Tribalism is ruining classical music

Marketing is now an accepted tool for trying to reach classical music's elusive new audience. In the world of marketing there are two separate entities, the product and the brand. Classical music's product is the music itself. Fortunately there is very little that can be done to damage the product. The transcendental genius of Beethoven, Mozart, Bach and their peers across the ages will continue to shine for decades and centuries to come. But the classical music brand is a different matter. One definition is that a brand is the personality of an organisation, communicated through an identifying.....voice and tone. So what is the personality, voice and tone that the classical music brand is communicating today?

The self-styled 'world's most-read cultural website' is Slipped Disc. This high-profile face of the classical music brand enjoys the full support of the classical music industry. Yet for years Slipped Disc has leveraged tribalism through its on-line lynch mobs - last week Arts Council England, this week Emma Stenning, and next week Klaus Mäkelä...... Only a few minutes perusing comments on the classical industry's voice piece of choice uncovers a transparent political and ideological agenda that at times descends into what can only be described as hatred. Any potential sponsor, arts funder or parent wanting a child to learn an instrument would surely run a mile from brand classical music if they landed on Slipped 'the naked maestro limerick competition' Disc

Leaving aside its click bait addiction and underlying ideological agenda, the Slipped Disc website is shoddy. It has poor graphics, errors of fact, spelling mistakes and dodgy pop-ups - see example below. Just look at that screenshot. Is this really the best that the classical music brand can do? If this is the go-to news platform for the classical industry, is it really surprising that Arts Council England has lost its enthusiasm for funding classical music?


There are many other well-meaning but nevertheless damaging examples of tribalism in classical music. Some time back Proms audiences were cited as the best in the world. Today attending a BBC Prom is like attending a football match. The tribe of fans cheer on the home team - the performers - at every opportunity. It doesn't matter if the home team musicians are playing well, averagely, or just plain badly; the fans cheers them anyway, usually between movements. While over at BBC Radio 3 the once-respected network has committed harakiri in a futile battle for the Classic FM tribe.  

These are just a few examples of tribalism based on the prevailing erroneous assumption by classical brand marketeers that their target audience is a homogeneous tribe of affluent young people who have the attention span of gnats and turn into pumpkins if they are parted from their mobile phone for more than two minutes. This is just nonsense: there is no single mass market tribe for classical music. The classical audience always has been and will always continue to be a granular group of individuals with differing but overlapping tastes. 

Yes, I am quite prepared to accept that I am a grumpy old man whose views are not representative of the whole classical audience. This is quite true because, due to this granularity, my views and tastes and those of of any other audience member, young or old, female or male, affluent or not, are not representative. That is the beauty of classical music: it means different things to different people. One size fits all tribalism will never work. Which is why, despite many different 'initiatives' by misguided marketeers, classical music has recently struggled to retain its core audience, yet alone build a new one. 

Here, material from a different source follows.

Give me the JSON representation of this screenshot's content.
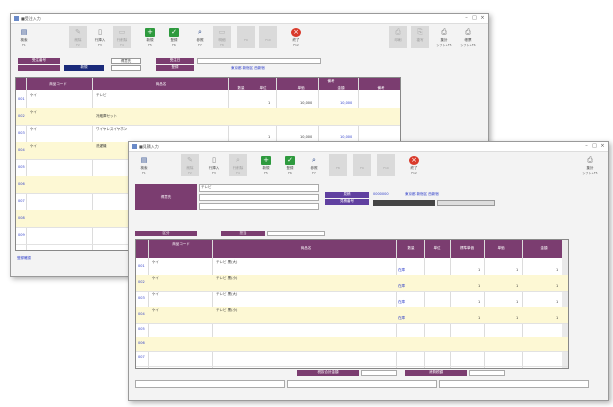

The classical industry's obsession with tribalism has allowed it to ignore the two crucial and related challenges that it faces today. The first is that irreversible demographic, cultural, and technological shits are reducing the demand for classical music. Following on from this is the challenge that the whole classical industry remains in denial of. Namely that there is a serious oversupply of classical music. Until these two challenges are faced up to, classical music will continue to believe that tribal rituals such as naked maestro limerick competitions, worshipping at the altar of social media, virtue signalling, and marketing stunts can save the classical brand.